Betrachten Sie doch einmal Ihr eigenes Leben im Rückblick in den wichtigen großen Meilensteinen. Es gibt in Ihrem Leben nichts spannenderes!

  • Zeichnen Sie einen Zeitstrahl mit 7 Jahres Abständen bis zu Ihrem heutigen Lebensjahr. Die y-Achse stellt ihr Glücksniveau im Rückblick aus heutiger Sicht dar. Zeichnen Sie in das Schaubild Ihre Lebenslinie.

Notieren Sie dazu:

  • Was war Ihr bedeutsamstes Erlebnis in jeweils welchem Jahrsiebt?
  • Was nehmen Sie aus welchem Jahrsiebt an wesentlichen Erkenntnissen mit?
  • Was waren Ihre wichtigsten Entscheidungen im jeweiligen Jahrsiebt?

Viel Freude bei Ihrer Biografiearbeit!

 


[1] Die Zahl 7 spielt auch in der Zahlensymbolik der Bibel eine zentrale Rolle. Im Mittelalter steht die 3 für die nach dem dreifaltigen Gott geschaffene Seele und alle geistigen Dinge. Die 4 steht für die Zahl der Elemente und damit symbolisch für die materiellen Dinge. Die 7 symbolisiert als Summe beider den Menschen.

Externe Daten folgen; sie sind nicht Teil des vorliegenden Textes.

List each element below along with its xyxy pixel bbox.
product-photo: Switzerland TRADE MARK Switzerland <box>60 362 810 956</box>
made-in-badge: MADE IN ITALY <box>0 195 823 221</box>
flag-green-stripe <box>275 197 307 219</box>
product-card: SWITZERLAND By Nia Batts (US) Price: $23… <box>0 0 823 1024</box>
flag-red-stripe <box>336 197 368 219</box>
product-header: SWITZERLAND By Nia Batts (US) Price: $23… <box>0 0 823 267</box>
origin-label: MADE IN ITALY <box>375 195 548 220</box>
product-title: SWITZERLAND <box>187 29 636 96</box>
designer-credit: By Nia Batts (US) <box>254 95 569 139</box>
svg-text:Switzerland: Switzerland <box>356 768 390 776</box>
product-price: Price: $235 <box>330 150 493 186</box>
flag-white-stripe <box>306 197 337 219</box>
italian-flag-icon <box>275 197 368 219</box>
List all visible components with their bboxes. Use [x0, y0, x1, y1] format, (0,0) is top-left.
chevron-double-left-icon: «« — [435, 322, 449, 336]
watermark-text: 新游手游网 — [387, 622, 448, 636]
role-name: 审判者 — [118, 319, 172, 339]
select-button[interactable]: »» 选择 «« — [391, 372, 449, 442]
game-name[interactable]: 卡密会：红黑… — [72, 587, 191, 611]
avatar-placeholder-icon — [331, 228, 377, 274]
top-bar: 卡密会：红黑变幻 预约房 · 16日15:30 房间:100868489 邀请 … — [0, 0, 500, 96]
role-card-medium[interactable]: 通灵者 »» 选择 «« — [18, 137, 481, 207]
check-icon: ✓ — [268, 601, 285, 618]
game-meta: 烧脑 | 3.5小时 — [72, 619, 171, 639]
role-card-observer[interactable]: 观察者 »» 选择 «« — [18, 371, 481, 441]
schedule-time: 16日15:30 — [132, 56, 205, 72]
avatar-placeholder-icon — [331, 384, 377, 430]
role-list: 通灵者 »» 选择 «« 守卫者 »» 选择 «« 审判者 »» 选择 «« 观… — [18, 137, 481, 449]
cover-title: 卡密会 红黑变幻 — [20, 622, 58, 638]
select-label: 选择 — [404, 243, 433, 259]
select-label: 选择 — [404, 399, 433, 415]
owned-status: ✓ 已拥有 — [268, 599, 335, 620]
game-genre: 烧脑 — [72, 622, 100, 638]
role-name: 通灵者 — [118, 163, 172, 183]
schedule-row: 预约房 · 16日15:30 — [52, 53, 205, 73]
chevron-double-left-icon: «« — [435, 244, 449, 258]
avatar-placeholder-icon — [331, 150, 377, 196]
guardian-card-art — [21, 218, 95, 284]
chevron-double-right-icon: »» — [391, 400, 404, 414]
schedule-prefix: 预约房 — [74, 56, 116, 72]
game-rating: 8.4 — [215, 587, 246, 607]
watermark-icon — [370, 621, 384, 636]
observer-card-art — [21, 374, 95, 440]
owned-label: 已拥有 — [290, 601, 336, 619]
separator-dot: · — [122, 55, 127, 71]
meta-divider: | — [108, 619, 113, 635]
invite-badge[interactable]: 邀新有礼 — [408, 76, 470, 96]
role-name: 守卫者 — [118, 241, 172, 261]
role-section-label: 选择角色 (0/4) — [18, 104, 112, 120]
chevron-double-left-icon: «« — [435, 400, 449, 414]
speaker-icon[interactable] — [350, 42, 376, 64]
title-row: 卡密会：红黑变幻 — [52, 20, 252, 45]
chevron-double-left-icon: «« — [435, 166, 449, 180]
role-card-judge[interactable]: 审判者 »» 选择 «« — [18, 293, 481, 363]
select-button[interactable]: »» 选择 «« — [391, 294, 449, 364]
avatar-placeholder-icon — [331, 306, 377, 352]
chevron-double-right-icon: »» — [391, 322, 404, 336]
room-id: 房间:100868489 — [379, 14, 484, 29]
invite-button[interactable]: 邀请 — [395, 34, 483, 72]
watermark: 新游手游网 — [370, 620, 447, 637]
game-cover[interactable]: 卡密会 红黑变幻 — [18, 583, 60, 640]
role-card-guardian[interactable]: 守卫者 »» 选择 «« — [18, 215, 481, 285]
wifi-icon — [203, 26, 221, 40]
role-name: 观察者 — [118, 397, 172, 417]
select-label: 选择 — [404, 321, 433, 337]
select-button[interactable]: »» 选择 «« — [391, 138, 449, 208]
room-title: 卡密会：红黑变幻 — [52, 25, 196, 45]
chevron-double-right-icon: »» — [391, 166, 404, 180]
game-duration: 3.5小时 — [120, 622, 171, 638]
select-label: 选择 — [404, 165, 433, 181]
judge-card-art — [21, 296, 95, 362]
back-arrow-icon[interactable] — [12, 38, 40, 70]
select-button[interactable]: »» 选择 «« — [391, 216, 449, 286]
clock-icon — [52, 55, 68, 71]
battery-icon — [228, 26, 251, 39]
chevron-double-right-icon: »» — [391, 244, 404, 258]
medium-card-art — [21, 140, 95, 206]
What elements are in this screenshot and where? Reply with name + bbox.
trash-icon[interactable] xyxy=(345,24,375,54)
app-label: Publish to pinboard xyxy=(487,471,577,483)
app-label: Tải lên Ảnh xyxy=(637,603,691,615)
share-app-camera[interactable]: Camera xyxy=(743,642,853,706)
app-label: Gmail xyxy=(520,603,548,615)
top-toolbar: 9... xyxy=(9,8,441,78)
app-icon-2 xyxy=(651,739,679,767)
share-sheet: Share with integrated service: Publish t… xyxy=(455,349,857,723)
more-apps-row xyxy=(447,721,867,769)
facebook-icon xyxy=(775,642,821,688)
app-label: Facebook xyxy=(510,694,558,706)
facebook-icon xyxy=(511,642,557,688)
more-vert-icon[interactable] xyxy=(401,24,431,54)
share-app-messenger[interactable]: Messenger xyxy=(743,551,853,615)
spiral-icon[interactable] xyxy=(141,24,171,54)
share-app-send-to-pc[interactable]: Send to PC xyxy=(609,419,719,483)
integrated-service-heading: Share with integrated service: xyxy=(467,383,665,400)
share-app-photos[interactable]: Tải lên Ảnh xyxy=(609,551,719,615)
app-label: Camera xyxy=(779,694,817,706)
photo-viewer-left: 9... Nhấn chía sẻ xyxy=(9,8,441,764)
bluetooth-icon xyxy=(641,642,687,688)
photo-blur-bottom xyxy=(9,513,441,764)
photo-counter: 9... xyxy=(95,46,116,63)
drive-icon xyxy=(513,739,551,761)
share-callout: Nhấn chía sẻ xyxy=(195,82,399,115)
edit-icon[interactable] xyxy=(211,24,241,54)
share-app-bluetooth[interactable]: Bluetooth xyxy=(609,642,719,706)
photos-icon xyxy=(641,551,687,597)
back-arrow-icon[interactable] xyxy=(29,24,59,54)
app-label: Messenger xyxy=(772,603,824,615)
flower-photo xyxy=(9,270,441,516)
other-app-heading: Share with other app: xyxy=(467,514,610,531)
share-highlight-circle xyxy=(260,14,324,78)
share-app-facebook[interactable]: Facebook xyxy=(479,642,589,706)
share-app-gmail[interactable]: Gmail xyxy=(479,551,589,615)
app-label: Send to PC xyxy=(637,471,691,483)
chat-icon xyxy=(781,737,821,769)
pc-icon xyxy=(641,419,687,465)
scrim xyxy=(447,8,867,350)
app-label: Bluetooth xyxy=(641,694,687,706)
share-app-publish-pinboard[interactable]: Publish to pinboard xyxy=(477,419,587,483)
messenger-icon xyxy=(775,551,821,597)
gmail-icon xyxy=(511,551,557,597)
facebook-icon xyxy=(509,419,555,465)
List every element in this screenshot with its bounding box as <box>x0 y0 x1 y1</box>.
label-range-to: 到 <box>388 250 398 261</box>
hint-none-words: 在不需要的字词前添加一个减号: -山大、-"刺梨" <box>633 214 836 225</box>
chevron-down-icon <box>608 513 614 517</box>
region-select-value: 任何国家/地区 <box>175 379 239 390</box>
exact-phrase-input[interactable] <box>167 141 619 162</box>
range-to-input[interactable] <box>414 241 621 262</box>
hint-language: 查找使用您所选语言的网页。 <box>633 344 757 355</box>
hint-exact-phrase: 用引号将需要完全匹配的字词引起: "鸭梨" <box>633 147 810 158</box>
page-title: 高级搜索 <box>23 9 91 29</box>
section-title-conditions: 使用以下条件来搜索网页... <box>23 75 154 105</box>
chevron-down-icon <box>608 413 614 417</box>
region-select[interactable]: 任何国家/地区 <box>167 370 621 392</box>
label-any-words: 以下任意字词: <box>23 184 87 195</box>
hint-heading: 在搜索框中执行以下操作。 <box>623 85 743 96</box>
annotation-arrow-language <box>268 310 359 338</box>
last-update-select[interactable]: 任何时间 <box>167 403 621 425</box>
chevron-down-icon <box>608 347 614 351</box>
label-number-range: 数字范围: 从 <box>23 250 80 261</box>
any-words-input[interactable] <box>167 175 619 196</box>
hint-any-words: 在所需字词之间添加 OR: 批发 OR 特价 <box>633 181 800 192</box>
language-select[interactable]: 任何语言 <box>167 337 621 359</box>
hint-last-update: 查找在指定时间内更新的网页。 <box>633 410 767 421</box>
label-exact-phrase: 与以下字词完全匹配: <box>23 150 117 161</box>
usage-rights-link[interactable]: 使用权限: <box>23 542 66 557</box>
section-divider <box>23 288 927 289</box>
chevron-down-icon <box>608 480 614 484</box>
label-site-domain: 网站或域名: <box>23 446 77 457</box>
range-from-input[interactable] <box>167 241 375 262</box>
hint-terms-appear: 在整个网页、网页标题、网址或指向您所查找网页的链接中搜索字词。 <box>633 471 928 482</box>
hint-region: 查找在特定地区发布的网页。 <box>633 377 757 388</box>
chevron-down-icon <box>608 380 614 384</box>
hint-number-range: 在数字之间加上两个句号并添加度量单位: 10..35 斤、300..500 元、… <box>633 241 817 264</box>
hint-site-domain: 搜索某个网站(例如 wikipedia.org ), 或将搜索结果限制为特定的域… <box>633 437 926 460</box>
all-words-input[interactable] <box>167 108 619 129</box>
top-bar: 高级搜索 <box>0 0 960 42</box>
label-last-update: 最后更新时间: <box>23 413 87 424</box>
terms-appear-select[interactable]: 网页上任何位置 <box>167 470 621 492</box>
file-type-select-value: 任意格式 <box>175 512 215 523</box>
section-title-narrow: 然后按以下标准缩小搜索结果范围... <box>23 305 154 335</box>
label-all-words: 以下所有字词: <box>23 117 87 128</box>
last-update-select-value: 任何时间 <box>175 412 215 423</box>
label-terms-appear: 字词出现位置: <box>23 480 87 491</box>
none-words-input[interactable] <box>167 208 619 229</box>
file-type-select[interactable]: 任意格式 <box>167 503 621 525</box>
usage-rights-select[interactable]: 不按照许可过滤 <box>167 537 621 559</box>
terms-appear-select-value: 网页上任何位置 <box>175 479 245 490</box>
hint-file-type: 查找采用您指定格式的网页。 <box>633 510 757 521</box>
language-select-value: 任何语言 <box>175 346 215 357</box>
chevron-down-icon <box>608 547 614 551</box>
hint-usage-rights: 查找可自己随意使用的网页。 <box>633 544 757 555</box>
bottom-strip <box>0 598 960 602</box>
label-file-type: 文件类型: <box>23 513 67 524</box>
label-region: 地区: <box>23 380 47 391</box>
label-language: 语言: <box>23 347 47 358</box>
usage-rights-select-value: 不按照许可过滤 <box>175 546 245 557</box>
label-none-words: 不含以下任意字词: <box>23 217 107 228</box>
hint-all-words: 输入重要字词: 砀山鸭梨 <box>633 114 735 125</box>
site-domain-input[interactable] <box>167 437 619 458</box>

[2] Vgl. Burkhard, Gudrun (1993): Das Leben in die Hand nehmen. Arbeit an der eigenen Biographie, Stuttgart. 

[3] Von Kohlberg stammt das Heinz Dilemma: Die Frau von Heinz ist sterbenskrank ist. Der einzige Apotheker der Stadt hat ein Medikament entwickelt, das die Frau heilen könnte. Trotz Bemühungen von Heinz, ist der Apotheker  nicht bereit, das Medikament günstiger zu verkaufen. Heinz gelingt es nicht, das Geld aufzubringen. Verzweifelt bricht Heinz in die Apotheke ein und stiehlt das Medikament für seine Frau. Es geht hier um zwei nicht zu vereinende moralische Normen. Was tun? So oder so ist die Entscheidung nach gängigen Normen falsch. Wie begründet die reife Persönlichkeit Ihre Entscheidung?

Der 43 Jahre junge Hamburger Polizeisenator Helmut Schmidt zeigt 1962 Bereitschaft zur Verantwortung, nachdem die Sturmflut die unzureichenden Deiche weg gespült hatten. Als Schmidt davon erfährt, übernimmt wegen der Abwesenheit des Bürgermeisters beherzt die Führung des Katastrophenstabes. Er überschreitet das Grundgesetz, Paragraphen und Gesetz und ordert tausende Soldaten zur Versorgung und Rettung von 60.000 eingeschlossenen Bürgern. Er entscheidet im Krisenmanagement bewusst und rettet Leben. Ähnlich 15 Jahre später. Helmut Schmidt ist Bundeskanzler im Terror Jahr 1977. Im Oktober 1977 wird die Lufthansa Maschine Landshut auf dem Weg von Mallorca nach Frankfurt mit 87 Menschen an Bord von vier Palästinensern entführt. Elf in Deutschland einsitzende RAF Terroristen sollen freigepresst werden. Helmut Schmidt entschließt, nicht auf die Forderungen einzugehen und schickt dem Flugzeug die Spezialeinheit GSG9 hinterher. Auf dem Flugfeld in Mogadischu stürmt das Kommando die Maschine, kann alle Passagiere befreien und drei der vier Terroristen erschießen. Schmidt hatte für den Fall des Fehlschlags der Aktion bereits sein Rücktrittsgesuch angefertigt. Schmidt sorgte so dafür, dass der deutsche Staat nicht erpressbar ist und brachte den RAF Terroristen die entscheidende Niederlage bei. Zum Ende wurde Hanns Martin Schleyer kaltblütig getötet, der für die Entführer wertlos geworden war.